At first glance it will look as overhead, but this extra step I have
found very helpful in solving scientific computing problems like solve
QR decomposition or problems listed on Project Euler. I ended up
developing more comprehensive perspective about the problem and saving
time in reaching to solution.

Write Pseudo-code

  • Identify correct data structures based on problem properties and
    assumptions.
  • Write steps of the pseudo-code.

Develop Code

Use chosen programming language to code the syntax for the problem.

Languages Used

  • F# functional language in .Net framework
  • Python
  • R
  • Julia
  • MATLAB/Octave

Given changing requirements the important skills is to switch between
languages or technology depending upon the use case. However, what the
core mathematical concepts remain the same even if language or
technology change or evolve.
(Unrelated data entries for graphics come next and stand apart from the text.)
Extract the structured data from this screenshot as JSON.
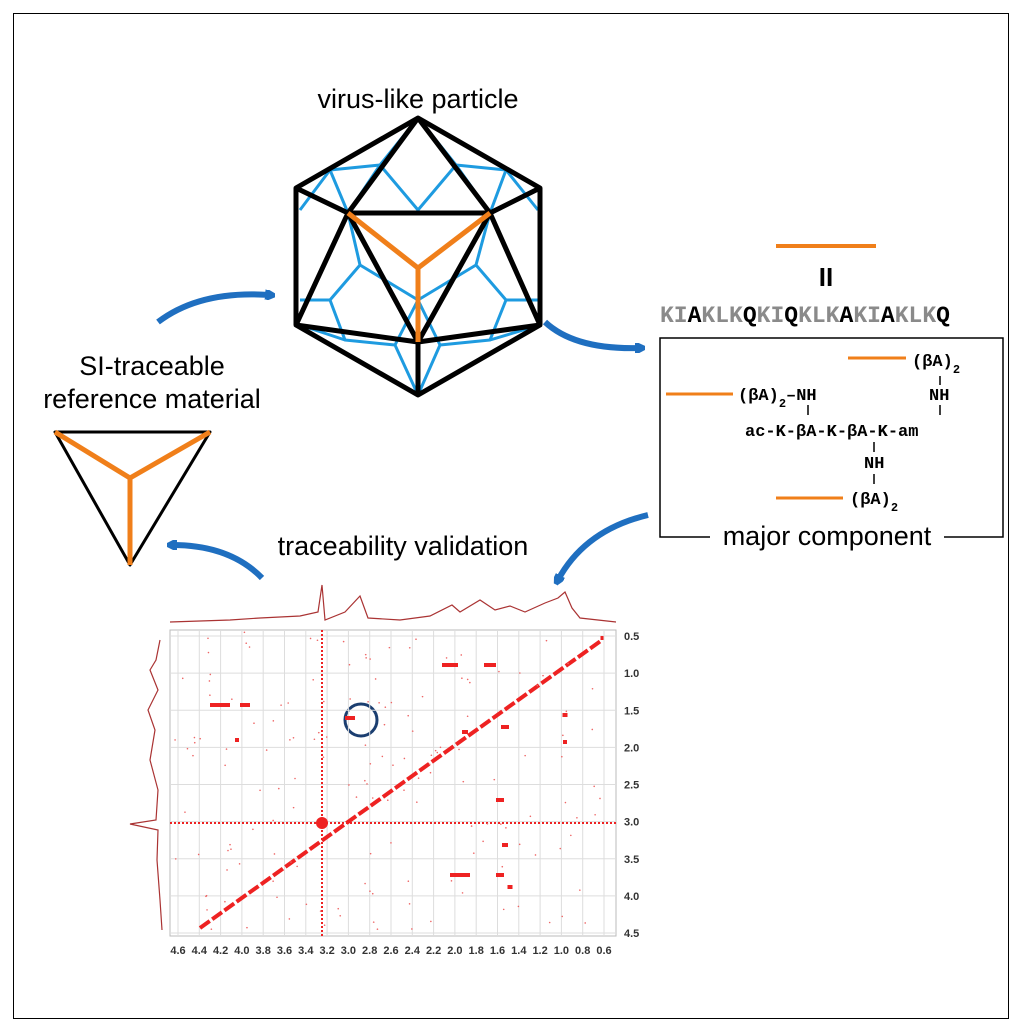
{
  "labels": {
    "virus_like_particle": "virus-like particle",
    "reference_line1": "SI-traceable",
    "reference_line2": "reference material",
    "traceability_validation": "traceability validation",
    "major_component": "major component",
    "equivalence": "II"
  },
  "sequence": [
    {
      "text": "KI",
      "bold": false
    },
    {
      "text": "A",
      "bold": true
    },
    {
      "text": "KLK",
      "bold": false
    },
    {
      "text": "Q",
      "bold": true
    },
    {
      "text": "KI",
      "bold": false
    },
    {
      "text": "Q",
      "bold": true
    },
    {
      "text": "KLK",
      "bold": false
    },
    {
      "text": "A",
      "bold": true
    },
    {
      "text": "KI",
      "bold": false
    },
    {
      "text": "A",
      "bold": true
    },
    {
      "text": "KLK",
      "bold": false
    },
    {
      "text": "Q",
      "bold": true
    }
  ],
  "structure": {
    "group_top": {
      "text": "(βA)",
      "sub": "2"
    },
    "nh_top": "NH",
    "group_left": {
      "text": "(βA)",
      "sub": "2",
      "tail": "–NH"
    },
    "backbone": "ac-K-βA-K-βA-K-am",
    "nh_bottom": "NH",
    "group_bottom": {
      "text": "(βA)",
      "sub": "2"
    }
  },
  "nmr": {
    "xticks": [
      "4.6",
      "4.4",
      "4.2",
      "4.0",
      "3.8",
      "3.6",
      "3.4",
      "3.2",
      "3.0",
      "2.8",
      "2.6",
      "2.4",
      "2.2",
      "2.0",
      "1.8",
      "1.6",
      "1.4",
      "1.2",
      "1.0",
      "0.8",
      "0.6"
    ],
    "yticks": [
      "0.5",
      "1.0",
      "1.5",
      "2.0",
      "2.5",
      "3.0",
      "3.5",
      "4.0",
      "4.5"
    ]
  }
}
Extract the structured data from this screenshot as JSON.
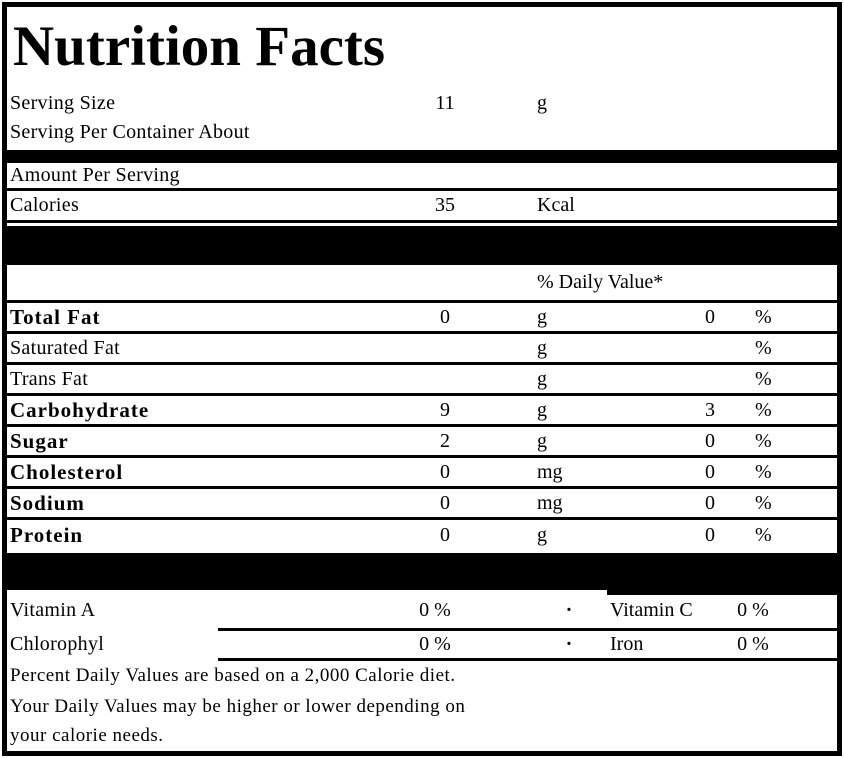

The recipe to switch between languages is
Identify the basic building blocks to accomplish in the favourite language and draw analogy to find equivalent methods in the new language to accomplish the task. This is important skill to develop that is using analogy to translate code in new language.

References

  • Dweck, Carol S. Carol Dwecks Mindset: The New Psychology of Success:
    Summary. Place of Publication Not Identified: Ant Hive Media, 2016.
  • Bornemann, Folkmar. The SIAM 100-digit Challenge: A Study in
    High-accuracy Numerical Computing. Philadelphia: Society for
    Industrial and Applied Mathematics, 2004.
  • Sanjoy Mahajan, The Art of Insight in Science and Engineering:
    Mastering Complexity, MIT Press, 2014.
  • Sanjoy Mahajan, Street-Fighting Mathematics: The Art of Educated
    Guessing and Opportunistic Problem Solving, MIT Press, 2010.
  • Polya, George. How to solve it: A new aspect of mathematical method.
    No. 246. Princeton university press, 2004.
  • Briggs, William. “Ants, Bikes and Clocks.” SIAM, Philadelphia
    (2005): 20.
  • Trefethen, L. N. “The SIAM 100-Dollar, 100-Digit Challenge.” The
    SIAM 100-Dollar, 100-Digit Challenge. Accessed January 13, 2019.
    https://people.maths.ox.ac.uk/trefethen/hundred.html.
  • Hughes, Colin. “Project Euler.” Project Euler. Accessed January 13, https://projecteuler.net.
  • “HackerRank.” HackerRank. Accessed January 13, 2019.